Goodwin — who shined on both sides of the ball for Kingsley-Pierson High School the previous fall — necessarily became one of three Cyclone linebackers to make starting debuts in 2024. It’s well-documented how injuries decimated that position group, as six players missed the entire season or significant time while ISU nonetheless piled up an unprecedented 11 wins. What Goodwin went through as he combined special teams reps with two starts at linebacker is less well-defined — largely because he was a true freshman, which made him off limits to the media, per head coach Matt Campbell’s long-standing orders.
So what was it like?
“Obviously coming here, I wanted to play, but I didn’t think I would,” said Goodwin, who totaled 24 tackles, including three for loss, last season. “But we got some injuries and I was the next guy up. The inured guys helped me — kind of guided me through what I needed to learn, what I needed to do.”
Injured guys such as Caleb Bacon, Carson Willich and Will McLaughlin, served as those mentors to Goodwin and his fellow newbies on the field: Rylan Barnes and Cael Brezina.

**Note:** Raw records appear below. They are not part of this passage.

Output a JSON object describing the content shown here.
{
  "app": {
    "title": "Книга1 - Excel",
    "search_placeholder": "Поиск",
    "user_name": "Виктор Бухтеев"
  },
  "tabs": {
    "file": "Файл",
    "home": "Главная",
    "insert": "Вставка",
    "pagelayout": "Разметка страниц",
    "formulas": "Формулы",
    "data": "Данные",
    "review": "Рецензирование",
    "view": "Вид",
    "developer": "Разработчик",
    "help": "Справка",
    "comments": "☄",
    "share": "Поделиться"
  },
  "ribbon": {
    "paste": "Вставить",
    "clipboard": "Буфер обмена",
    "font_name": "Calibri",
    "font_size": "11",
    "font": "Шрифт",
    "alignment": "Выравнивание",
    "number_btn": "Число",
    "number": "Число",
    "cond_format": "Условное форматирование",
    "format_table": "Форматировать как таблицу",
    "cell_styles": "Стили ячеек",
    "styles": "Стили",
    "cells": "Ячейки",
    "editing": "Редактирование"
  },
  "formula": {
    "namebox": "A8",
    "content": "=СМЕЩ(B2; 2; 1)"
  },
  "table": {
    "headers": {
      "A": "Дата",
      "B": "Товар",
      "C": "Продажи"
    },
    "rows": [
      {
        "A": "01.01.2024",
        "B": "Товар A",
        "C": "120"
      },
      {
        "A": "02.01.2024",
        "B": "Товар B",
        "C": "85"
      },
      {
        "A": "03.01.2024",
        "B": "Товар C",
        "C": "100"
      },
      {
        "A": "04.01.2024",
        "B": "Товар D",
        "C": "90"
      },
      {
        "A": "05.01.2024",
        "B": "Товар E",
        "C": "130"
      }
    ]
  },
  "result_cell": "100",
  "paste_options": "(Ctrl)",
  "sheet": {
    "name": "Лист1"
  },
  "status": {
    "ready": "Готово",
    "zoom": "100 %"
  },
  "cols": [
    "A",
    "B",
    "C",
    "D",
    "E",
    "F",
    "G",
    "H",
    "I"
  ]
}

McLaughlin missed nine games, Bacon missed all but a handful of plays of all 14, and Willich sat out the entire season after tearing his ACL in spring ball.
All are poised for healthy returns this season, giving ISU a deep and skilled linebackers room that can attack opposing offenses with multiple combinations and maneuvers.
“The big thing is (we) can hone in what the guys are really good at and what their strengths are,” Cyclone linebackers coach Colby Kratch said. “And then when you get into the season you can start putting guys into situations that match their strengths. Like if a guy’s a better pass rusher, maybe he’s a third-down guy; getting guys in drop situations and making sure that not only are you working on the weaknesses, which everyone is focusing on, but what are their strengths? Then you try to make their strengths become elite so you can put them in different situations to have success on the field.”
That positional flexibility at linebacker will greatly help a defensive unit that’s inexperienced up front outside of standout nose tackle Domonique Orange. Goodwin could feature prominently in that situational football scheme, given his versatility and burgeoning experience derived from last season’s injury woes.
“He comes in in June and you think you’re getting in and you’re probably gonna redshirt,” Kratch said of Goodwin. “Like, you’re learning some special teams stuff, and the next thing you know, you’re the guy. But I think the only way for those to truly go is to get the reps.”
Goodwin got plenty, swiftly graduating from “don’t mess up” mode to become a playmaker. Imperfect and raw, to be sure, but still integral to ISU’s on-the-field success in a historic season.
“Just playing every snap, being mentally focused all the time,” Goodwin said of his growth last season. “Not giving up, hustling to the ball, just simple things like that will earn a lot of trust here. Just effort. Just gotta have a lot of (that), both in the film room and on the field.”
Bacon, from Lake Mills, followed that same grit-based blueprint to become a standout player in 2023 before suffering last season’s injury in game one. So have several other Iowans such as Goodwin, McLaughlin, Barnes, and Kooper Ebel — who somehow managed to evade the injury bug last season and started all 14 games for the Cyclones.
“You just have that small-town Iowa connection,” Goodwin said. “We’re just all small-town Iowa kids making a living here, so that’s pretty fun.”